The picks below skew toward greens and fresh whites that complement the garden view a sunroom usually has. Avoid warm yellows and oranges (already supplied by the sun) and skip dark saturated colors (which absorb the light that's the whole point of the room).
Sunroom paint colors — frequently asked questions
What is the best paint color for a sunroom?+
Soft greens and pale blues that complement the outdoor view rather than competing with it — eucalyptus, sage, seafoam, ice blue. Eucalyptus and sage are the most-spec'd sunroom colors of the past five years. Skip warm yellows and oranges; the sun already supplies those tones.

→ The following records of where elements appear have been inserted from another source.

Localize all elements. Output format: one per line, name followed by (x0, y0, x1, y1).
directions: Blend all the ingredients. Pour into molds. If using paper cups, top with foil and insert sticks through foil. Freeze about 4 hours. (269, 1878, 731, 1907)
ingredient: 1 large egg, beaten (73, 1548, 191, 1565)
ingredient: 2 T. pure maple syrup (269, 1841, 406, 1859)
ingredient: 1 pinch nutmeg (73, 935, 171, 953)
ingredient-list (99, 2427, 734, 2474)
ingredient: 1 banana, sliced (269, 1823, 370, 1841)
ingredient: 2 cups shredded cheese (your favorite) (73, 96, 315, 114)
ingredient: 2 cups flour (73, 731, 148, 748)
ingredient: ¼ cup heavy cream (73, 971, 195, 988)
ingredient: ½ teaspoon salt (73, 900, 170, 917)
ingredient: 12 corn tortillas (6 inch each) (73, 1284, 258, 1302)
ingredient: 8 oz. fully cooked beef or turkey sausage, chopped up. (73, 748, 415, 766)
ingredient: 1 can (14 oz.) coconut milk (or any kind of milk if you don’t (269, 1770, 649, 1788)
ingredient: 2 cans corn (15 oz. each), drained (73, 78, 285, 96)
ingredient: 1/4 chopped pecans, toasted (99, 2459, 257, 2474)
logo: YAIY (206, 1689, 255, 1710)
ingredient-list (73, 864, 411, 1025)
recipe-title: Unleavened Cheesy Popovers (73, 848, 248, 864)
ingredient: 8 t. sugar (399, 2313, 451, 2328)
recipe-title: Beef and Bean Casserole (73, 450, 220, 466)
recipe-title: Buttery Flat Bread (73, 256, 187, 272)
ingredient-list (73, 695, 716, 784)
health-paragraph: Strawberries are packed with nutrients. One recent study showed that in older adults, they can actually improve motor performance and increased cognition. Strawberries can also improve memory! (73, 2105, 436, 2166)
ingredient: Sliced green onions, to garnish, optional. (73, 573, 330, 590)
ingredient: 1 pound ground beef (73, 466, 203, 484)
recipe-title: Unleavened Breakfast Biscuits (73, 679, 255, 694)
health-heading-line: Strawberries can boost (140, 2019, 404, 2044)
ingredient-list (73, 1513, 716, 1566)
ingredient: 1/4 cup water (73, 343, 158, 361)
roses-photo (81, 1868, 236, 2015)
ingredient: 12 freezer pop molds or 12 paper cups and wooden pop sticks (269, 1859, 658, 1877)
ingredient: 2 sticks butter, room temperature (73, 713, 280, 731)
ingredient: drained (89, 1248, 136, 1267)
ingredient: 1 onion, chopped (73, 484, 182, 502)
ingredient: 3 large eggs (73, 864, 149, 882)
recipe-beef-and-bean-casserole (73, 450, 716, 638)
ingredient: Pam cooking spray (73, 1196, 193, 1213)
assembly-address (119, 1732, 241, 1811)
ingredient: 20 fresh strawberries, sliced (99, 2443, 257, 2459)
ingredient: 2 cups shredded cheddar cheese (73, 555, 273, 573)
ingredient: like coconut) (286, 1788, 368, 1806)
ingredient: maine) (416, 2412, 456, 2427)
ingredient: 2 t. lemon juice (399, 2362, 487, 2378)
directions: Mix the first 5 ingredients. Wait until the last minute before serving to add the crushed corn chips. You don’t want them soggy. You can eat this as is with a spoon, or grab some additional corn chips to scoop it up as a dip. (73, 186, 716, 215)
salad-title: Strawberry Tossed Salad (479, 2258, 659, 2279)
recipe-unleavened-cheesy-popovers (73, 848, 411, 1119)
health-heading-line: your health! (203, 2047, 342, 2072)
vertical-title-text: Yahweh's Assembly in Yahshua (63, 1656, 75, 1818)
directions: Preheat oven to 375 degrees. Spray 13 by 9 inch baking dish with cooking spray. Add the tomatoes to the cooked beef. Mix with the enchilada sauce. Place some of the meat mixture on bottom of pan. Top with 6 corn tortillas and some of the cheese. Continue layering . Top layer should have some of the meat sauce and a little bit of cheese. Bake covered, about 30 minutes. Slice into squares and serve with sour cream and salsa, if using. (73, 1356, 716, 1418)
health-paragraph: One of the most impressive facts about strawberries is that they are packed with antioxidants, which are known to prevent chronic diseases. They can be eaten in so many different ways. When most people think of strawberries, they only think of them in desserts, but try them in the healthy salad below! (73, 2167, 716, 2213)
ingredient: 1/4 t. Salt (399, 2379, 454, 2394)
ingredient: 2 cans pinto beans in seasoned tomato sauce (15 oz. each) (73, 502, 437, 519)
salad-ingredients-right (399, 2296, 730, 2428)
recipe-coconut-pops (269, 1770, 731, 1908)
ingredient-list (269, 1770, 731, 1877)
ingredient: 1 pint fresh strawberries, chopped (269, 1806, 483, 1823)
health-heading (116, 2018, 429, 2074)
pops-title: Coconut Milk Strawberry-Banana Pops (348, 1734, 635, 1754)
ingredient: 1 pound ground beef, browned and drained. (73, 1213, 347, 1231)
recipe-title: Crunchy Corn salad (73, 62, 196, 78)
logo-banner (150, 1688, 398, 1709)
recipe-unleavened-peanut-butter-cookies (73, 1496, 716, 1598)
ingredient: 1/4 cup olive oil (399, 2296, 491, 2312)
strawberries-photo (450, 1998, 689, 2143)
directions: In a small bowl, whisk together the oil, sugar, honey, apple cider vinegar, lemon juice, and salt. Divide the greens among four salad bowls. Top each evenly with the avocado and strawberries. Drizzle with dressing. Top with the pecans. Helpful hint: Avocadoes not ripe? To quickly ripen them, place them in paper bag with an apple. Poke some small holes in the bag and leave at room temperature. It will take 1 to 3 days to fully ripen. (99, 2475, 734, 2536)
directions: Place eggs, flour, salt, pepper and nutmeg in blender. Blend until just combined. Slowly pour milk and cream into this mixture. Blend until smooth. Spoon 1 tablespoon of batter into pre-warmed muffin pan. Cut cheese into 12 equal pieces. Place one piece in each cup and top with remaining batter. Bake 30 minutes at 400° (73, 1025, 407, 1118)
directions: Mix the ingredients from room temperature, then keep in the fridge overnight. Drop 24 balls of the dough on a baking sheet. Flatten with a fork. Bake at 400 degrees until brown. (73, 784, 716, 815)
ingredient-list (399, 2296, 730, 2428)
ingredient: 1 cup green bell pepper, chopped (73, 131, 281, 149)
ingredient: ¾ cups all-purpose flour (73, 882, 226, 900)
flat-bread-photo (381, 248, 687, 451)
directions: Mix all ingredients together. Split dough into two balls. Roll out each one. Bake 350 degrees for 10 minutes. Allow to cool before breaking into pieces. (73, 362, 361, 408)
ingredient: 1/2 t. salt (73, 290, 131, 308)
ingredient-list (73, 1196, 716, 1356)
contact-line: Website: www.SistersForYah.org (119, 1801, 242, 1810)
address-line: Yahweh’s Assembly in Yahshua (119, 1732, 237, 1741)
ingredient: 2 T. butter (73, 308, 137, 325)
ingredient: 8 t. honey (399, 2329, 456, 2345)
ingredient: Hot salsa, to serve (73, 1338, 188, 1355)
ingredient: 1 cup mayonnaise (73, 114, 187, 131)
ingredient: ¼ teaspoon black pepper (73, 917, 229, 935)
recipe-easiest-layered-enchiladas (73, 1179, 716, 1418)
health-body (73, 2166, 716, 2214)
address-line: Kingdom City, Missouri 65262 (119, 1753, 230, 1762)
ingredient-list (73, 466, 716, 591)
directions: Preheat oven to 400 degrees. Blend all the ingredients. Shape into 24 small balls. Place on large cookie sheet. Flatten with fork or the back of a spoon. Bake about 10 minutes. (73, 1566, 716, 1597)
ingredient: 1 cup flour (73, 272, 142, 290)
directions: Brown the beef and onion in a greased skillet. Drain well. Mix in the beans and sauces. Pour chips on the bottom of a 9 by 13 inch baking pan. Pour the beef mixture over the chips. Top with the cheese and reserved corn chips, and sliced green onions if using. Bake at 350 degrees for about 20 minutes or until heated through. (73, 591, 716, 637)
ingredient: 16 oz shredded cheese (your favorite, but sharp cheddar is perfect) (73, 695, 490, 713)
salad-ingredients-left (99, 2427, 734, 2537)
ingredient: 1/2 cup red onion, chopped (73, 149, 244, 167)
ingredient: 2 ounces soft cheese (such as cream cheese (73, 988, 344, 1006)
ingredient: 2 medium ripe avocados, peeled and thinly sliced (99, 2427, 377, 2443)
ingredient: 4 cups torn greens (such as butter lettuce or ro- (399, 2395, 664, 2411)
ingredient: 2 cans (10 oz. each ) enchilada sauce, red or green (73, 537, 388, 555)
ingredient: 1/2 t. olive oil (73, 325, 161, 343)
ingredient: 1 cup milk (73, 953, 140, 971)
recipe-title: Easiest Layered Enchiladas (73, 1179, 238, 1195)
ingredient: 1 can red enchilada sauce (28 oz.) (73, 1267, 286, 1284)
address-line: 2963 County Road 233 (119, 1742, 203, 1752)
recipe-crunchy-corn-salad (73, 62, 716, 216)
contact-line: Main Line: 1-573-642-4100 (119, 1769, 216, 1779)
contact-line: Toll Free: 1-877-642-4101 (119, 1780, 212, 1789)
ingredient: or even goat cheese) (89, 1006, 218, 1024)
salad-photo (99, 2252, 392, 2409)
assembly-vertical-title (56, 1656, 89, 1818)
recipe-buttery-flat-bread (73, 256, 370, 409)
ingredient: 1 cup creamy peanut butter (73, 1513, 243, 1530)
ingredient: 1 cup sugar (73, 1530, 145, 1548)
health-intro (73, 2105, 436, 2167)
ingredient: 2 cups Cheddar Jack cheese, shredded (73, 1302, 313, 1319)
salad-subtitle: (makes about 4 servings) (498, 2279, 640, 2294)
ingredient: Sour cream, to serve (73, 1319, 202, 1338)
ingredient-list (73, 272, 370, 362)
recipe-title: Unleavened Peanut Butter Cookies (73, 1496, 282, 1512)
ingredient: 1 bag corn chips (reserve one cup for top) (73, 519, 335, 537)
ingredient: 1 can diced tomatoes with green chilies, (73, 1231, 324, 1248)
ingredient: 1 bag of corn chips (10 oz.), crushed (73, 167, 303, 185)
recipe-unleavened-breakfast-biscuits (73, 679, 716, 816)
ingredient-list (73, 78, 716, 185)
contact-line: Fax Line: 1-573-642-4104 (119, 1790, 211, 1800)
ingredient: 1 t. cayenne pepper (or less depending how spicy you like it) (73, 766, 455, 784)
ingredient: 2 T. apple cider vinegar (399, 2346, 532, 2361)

How do I pick a sunroom color that won't fade?+
Choose colors with good lightfastness — most quality interior paints (BM Aura, SW Emerald) hold up against direct sunlight for 10+ years. Saturated reds and bright oranges are most prone to fading; muted greens, blues, and neutrals fade slowest. For exterior-facing porches, use exterior-grade paint regardless of where the wall sits.
Should sunroom walls match the outdoor view?+
Complement, don't match. A sunroom that looks onto a green garden does well with a soft green wall that echoes the view (eucalyptus, sage). A sunroom facing water reads well with pale blue-green (seafoam, ice blue). Avoid neon or saturated brights that fight the natural palette outside.